Una vera e propria valanga. Anzi «Un'epidemia di decreti e ordinanze che ha prodotto tante carte e pochi aiuti concreti complicando ulteriormente una situazione già drammatica» secondo il presidente Carlo Valerio. I numeri in effetti sono d'impatto: in cento giorni (dal 23 febbraio al 2 giugno) si contano 210 provvedimenti, per un totale di 3.812 pagine di norme. E si parla soltanto di quelle destinate all'imprenditoria. Dal primo decreto legge che il 23 febbraio instaurava le prime zone rosse sono stati 19 i Dpcm e decreti legge strettamente governativi, a cui si aggiungono 62 tra decreti, ordinanze, circolari e informative ministeriali, e 87 documenti provenienti da istituti, agenzie ed enti nazionali. Non è però finita perché a questi 168 si sommano 36 decreti della Regione Veneto e 6 comunicazioni della prefettura padovana. Un conteggio che riguarda solo le norme applicate all'imprenditoria e che non considera le ordinanze comunali e nemmeno i 110 nuovi provvedimenti attuativi attesi per rendere operativo il decreto Rilancio.
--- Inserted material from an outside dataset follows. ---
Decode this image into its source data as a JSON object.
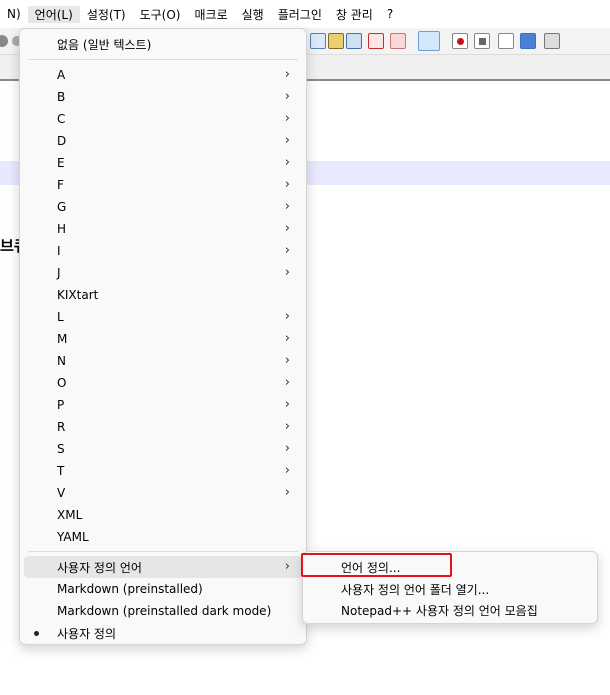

Norme incomprensibili e contraddittorie

«All’epidemia sanitaria si è accompagnata quella burocratica che rappresenta lo strapotere dello Stato - sottolinea Carlo Valerio - e si nutre di tempo, soldi, credibilità perduta delle istituzioni, rancore dei cittadini e imbarazzo dei funzionari. Ha creato inceppamenti fra gli stessi enti, come nel caso dei ritardi nell’erogazione della cassa integrazione per le incomprensioni fra Regione e Inps. Non solo gli atti sono troppi e in contraddizione fra loro, ma non alcun documento ufficiale che non abbia bisogno di un ulteriore apparato per essere interpretato per cui neanche chi impone le norme le conosce appieno. Emerge un quadro in cui la pubblica amministrazione è in affanno totale: l'Italia era già la nazione in cui un imprenditore impiega 238 ore annue per pagare le imposte e l’emergenza ha reso la situazione ancora più grave. É un’Italia malata, sì, ma di burocrazia».